Streptococcal Pharyngitis: Diagnosis and Treatment


What is it?

Bacteria are responsible for cases of streptococcal pharyngitis of group A beta-hemolytic being the most common bacterial etiology. A rapid positive antigen test can be considered a definitive test for treatment; a negative result should be followed by a confirmatory culture when streptococcal pharyngitis is strongly suspected.

The objectives of treatment include the prevention of suppurative and non-suppurative complications, the reduction of clinical signs and symptoms, the reduction of bacterial transmission and the minimization of adverse effects to antimicrobials. The selection of antibiotics should be done carefully due to allergies that occur in some patients. Patient education can help reduce recurrence.

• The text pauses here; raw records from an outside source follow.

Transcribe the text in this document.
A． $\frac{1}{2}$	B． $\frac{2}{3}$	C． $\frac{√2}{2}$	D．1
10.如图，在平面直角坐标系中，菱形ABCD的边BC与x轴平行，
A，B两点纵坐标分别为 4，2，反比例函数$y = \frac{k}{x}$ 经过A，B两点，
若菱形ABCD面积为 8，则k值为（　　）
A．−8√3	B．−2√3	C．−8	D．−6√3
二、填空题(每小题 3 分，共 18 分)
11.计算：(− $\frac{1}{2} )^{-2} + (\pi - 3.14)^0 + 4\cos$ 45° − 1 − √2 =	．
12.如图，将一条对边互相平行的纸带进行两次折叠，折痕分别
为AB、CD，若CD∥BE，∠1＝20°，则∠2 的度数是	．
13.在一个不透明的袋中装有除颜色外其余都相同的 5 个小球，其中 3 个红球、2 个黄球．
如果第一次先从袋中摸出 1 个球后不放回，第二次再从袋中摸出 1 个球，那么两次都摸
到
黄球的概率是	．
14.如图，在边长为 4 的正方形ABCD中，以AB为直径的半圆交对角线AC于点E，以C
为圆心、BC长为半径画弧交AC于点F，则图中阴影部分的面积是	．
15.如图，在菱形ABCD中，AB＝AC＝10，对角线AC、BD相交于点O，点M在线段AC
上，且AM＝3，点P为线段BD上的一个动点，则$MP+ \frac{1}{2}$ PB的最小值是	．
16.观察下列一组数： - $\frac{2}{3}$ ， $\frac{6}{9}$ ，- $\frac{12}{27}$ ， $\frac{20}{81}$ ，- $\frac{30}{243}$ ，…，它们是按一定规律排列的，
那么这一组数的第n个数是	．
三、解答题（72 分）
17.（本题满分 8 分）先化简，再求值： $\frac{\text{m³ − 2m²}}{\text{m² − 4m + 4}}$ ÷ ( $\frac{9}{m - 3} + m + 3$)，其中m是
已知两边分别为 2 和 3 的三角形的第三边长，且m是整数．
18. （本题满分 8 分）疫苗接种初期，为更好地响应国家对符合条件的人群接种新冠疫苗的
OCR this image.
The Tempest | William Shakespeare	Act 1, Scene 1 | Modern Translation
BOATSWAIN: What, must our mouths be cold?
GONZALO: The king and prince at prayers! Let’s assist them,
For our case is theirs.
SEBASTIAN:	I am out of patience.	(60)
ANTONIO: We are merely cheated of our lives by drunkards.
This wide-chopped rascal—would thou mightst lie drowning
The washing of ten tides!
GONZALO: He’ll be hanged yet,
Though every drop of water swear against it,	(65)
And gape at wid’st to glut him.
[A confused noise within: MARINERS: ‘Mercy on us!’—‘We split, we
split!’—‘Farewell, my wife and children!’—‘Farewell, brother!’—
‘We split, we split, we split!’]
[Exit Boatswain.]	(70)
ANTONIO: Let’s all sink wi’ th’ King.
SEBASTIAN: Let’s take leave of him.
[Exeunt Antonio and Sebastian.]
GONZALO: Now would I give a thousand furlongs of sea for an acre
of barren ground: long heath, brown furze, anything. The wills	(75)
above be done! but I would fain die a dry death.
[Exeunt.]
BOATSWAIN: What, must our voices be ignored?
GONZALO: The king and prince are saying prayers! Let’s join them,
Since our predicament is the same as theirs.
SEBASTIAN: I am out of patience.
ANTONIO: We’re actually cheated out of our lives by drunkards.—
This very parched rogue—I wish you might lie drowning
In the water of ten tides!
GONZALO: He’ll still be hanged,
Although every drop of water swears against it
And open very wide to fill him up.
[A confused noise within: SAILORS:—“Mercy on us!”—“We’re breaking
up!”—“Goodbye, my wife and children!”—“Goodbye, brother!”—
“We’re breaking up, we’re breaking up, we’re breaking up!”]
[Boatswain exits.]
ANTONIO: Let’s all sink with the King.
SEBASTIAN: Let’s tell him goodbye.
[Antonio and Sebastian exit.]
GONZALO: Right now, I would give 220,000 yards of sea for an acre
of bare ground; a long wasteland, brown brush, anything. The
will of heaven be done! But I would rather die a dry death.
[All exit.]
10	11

Pharyngitis caused by group A beta-hemolytic streptococci, commonly called “streptococcal pharyngitis”, has an incubation period of two to five days and is more common in children from five to 12 years of age. The disease can occur in groups and is diagnosed more frequently in the winter.

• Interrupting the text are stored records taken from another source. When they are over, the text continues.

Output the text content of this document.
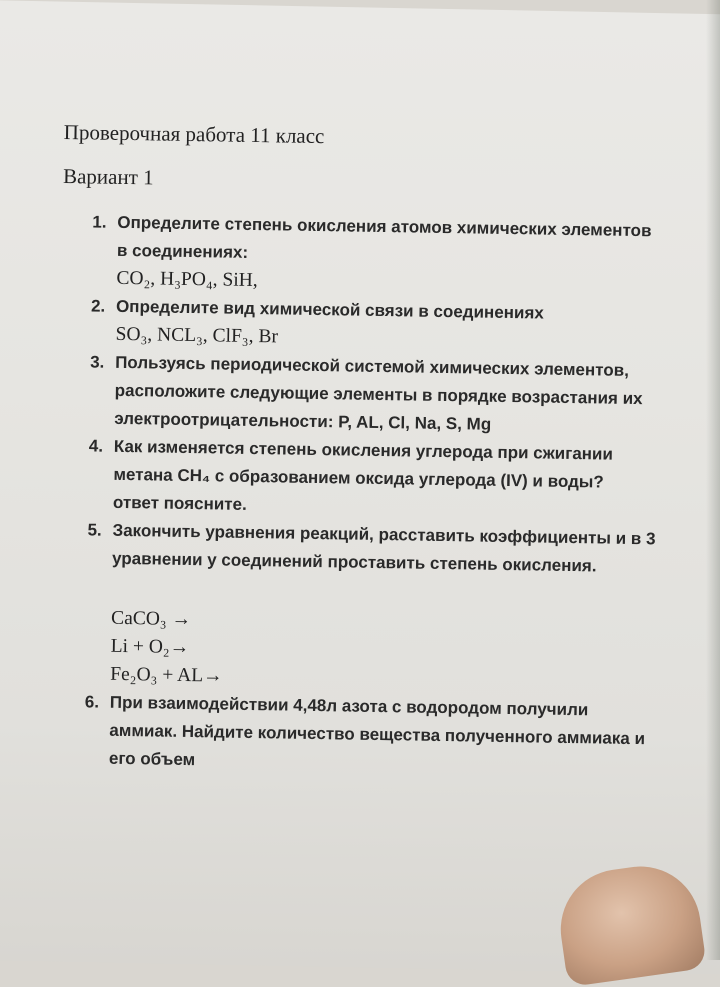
Проверочная работа 11 класс

Вариант 1

1. Определите степень окисления атомов химических элементов

в соединениях:

CO₂, H₃PO₄, SiH,

2. Определите вид химической связи в соединениях

SO₃, NCL₃, ClF₃, Br

3. Пользуясь периодической системой химических элементов,

расположите следующие элементы в порядке возрастания их

электроотрицательности: P, AL, Cl, Na, S, Mg

4. Как изменяется степень окисления углерода при сжигании

метана CH₄ с образованием оксида углерода (IV) и воды?

ответ поясните.

5. Закончить уравнения реакций, расставить коэффициенты и в 3

уравнении у соединений проставить степень окисления.

CaCO₃ →

Li + O₂→

Fe₂O₃ + AL→

6. При взаимодействии 4,48л азота с водородом получили

аммиак. Найдите количество вещества полученного аммиака и

его объем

Group A beta-hemolytic streptococci are usually transmitted by direct person-to-person contact, probably through droplets of saliva or nasal secretions and overcrowding. Outbreaks resulting from human contamination of food during preparation have also been reported.

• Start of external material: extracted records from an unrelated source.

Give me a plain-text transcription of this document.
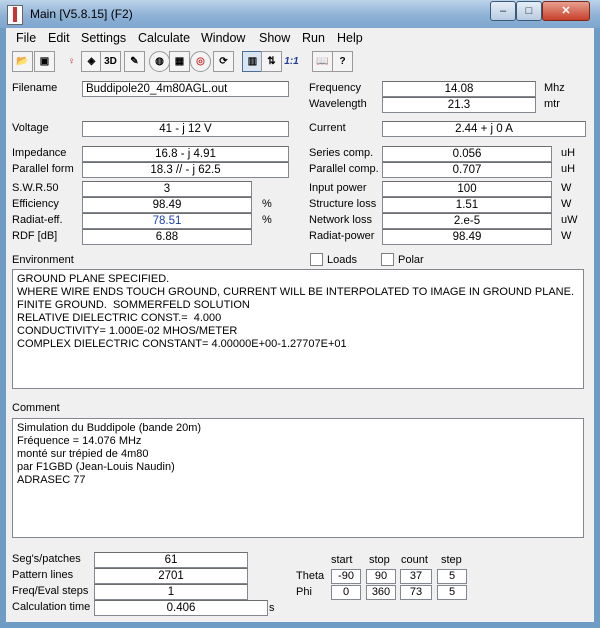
Main [V5.8.15] (F2)	–	□	✕
File Edit Settings Calculate Window Show Run Help
📂	▣	♀	◈ 3D	✎	◍	▦	◎	⟳	▥	⇅ 1:1	📖	?
Filename	Buddipole20_4m80AGL.out
Voltage	41 - j 12 V
Impedance	16.8 - j 4.91
Parallel form	18.3 // - j 62.5
S.W.R.50	3
Efficiency	98.49	%
Radiat-eff.	78.51	%
RDF [dB]	6.88
Frequency	14.08	Mhz
Wavelength	21.3	mtr
Current	2.44 + j 0 A
Series comp.	0.056	uH
Parallel comp.	0.707	uH
Input power	100	W
Structure loss	1.51	W
Network loss	2.e-5	uW
Radiat-power	98.49	W
Environment	Loads	Polar
GROUND PLANE SPECIFIED.
WHERE WIRE ENDS TOUCH GROUND, CURRENT WILL BE INTERPOLATED TO IMAGE IN GROUND PLANE.
FINITE GROUND.  SOMMERFELD SOLUTION
RELATIVE DIELECTRIC CONST.=  4.000
CONDUCTIVITY= 1.000E-02 MHOS/METER
COMPLEX DIELECTRIC CONSTANT= 4.00000E+00-1.27707E+01
Comment
Simulation du Buddipole (bande 20m)
Fréquence = 14.076 MHz
monté sur trépied de 4m80
par F1GBD (Jean-Louis Naudin)
ADRASEC 77
Seg's/patches	61
Pattern lines	2701
Freq/Eval steps	1
Calculation time	0.406	s
start stop count step
Theta	-90	90	37	5
Phi	0	360	73	5
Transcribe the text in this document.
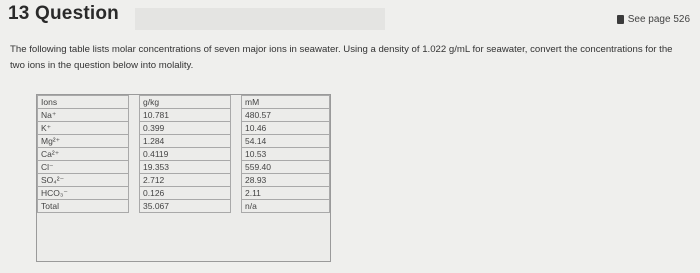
13 Question	See page 526
The following table lists molar concentrations of seven major ions in seawater. Using a density of 1.022 g/mL for seawater, convert the concentrations for the two ions in the question below into molality.
Ions		g/kg		mM
Na⁺		10.781		480.57
K⁺		0.399		10.46
Mg²⁺		1.284		54.14
Ca²⁺		0.4119		10.53
Cl⁻		19.353		559.40
SO₄²⁻		2.712		28.93
HCO₃⁻		0.126		2.11
Total		35.067		n/a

Most cases of beta-hemolytic streptococcal pharyngitis are an acute illness in which there is a predominant sore throat, a temperature above 38.5 ° C, fever, chills, myalgias, headaches and nausea. Physical findings may include petechiae on the palate, pharynx and tonsils, erythema, exudates, and cervical adenopathy. However, many patients do not conform to the textbook image. Children, for example, may present with abdominal pain or vomiting.

Diagnostic tests

The throat culture remains the gold standard for the diagnosis of streptococcal pharyngitis.


Although penicillin is effective, it has drawbacks. About 10% of patients are allergic to penicillin, and compliance with a four-times-a-day dosing schedule could be difficult. The use of the intramuscular route can overcome the problems of dosage compliance, but the injection is very painful.

Amoxicillin is less expensive and has a narrower spectrum in antimicrobial activity, being administered once a day. Suspensions of this drug taste better than suspensions of penicillin. However, side effects can occur such as gastrointestinal problems and skin rashes.

Erythromycin is recommended as a first alternative in patients allergic to penicillin, absorbing better when administered with food and is as effective as penicillin, although studies have shown that 15 to 20% of patients can not tolerate their effects.

The broad spectrum of Azithromycin allows administration once a day, and a shorter course of treatment. It is also associated with a low incidence of gastrointestinal side effects, and a four-day course of this antibiotic has been shown to be as effective as a 10-day treatment.